Text tokenization & multiwords

Multiwords are combinations of words that are always grouped together if they appear in a specific order. These words are defined as terms in the categories of a model (see the term definition section) and affect the tokenization of any text that's going to be classified with it.

Here in the multiwords view you can get an overview of all the multiwords defined in the model.

Multiwords list

The main table shows the information about all the multiwords defined in the category view. You can browse them by name, as entered by the user, and directly go to the category where each one is defined as a rule for categorization. The table allows to order the multiwords alphabetically by each column in it; it also provides a dynamic text filter.

Text tokenization

Text tokenization is the process in which the training texts, if they exist, and the texts that are going to be processed are split into the units that will be considered for the classification.

Once the tokenization is done, the system carries out a basic filtering and uses two user-defined elements: stopwords and the multiwords defined in the lists of terms.

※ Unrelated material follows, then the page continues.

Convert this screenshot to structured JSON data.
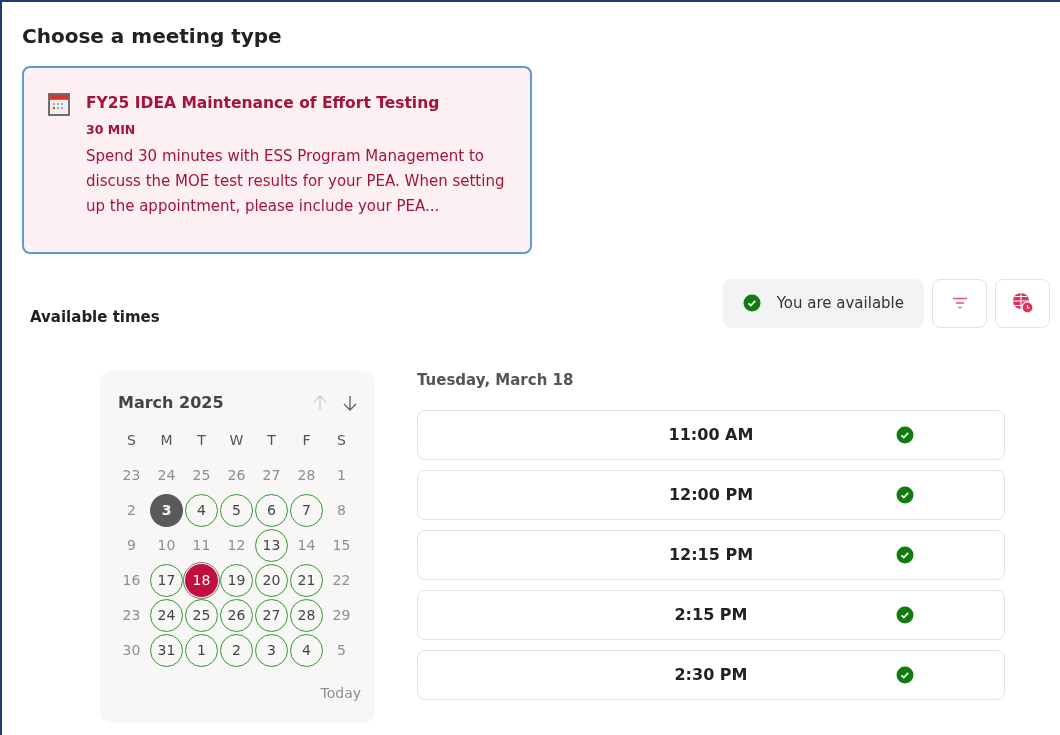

First of all, the basic filtering will remove different types of characters in order to standardize the texts you are working on:

  1. Opening and closing characters (simple and double quotation marks, question and exclamation marks...) and periods (a dot followed by a blank space) will be removed.
    • Example: It is "beautiful"! => It is beautiful
  2. Any other non-alphanumeric character except for '.' and '_' will be replaced with a blank space.
    • Example: Marks&Spencer => Marks Spencer
  3. Every character will be changed to lowercase and accent marks will be removed (except for 'ñ', which remains the same).
    • Example: Está en Español => esta en español
  4. Every suffix and prefix separated with an apostrophe will be removed.
    • Example: We're fine => we fine

After this filtering, user-defined multiwords from the lists of terms in the categories will be grouped. The fact that this grouping is made right after the filtering tells us that for the system to work correctly, there are certain limits in the characters allowed in the multiwords definition.

It's important to remark that this grouping is made following the usual reading direction for European languages, horizontally and from left to right.

Here you can see an example of the resulting text after grouping two multiwords:

Text Multiword grouped Result Resulting text
the blue house the+blue the blue house
the blue house blue+house the blue house
this blue house the+blue this blue house
this blue house blue+house this blue house
the blue house the+blue the blue house
the blue house the+blue+house the blue house

See that in the cases where two patterns could match, the one to appear first in the text will be the chosen one.

Important

When more than one grouping possibility exists, the system will choose the longest. In the text "the blue house", with "the+blue" and "the+blue+house" as the defined multiwords, the second one will be chosen.

After the grouping of multiwords, all the stopwords that remain ungrouped will be removed, as well as those words that contain numbers, dots, commas and blank spaces only (decimal numbers, dates, etc.).

In the following example, you will see how the tokenization of an input text would be done. We will consider that the stopwords list is the one provided by default for English, and that there are two multiwords defined in the model: "ping+pong" and "Rio 2016".

Tokenization example

The text resulting from this tokenization is the one upon which the statistical and rule-based classification will be performed, so it's important to ensure everything is consistent.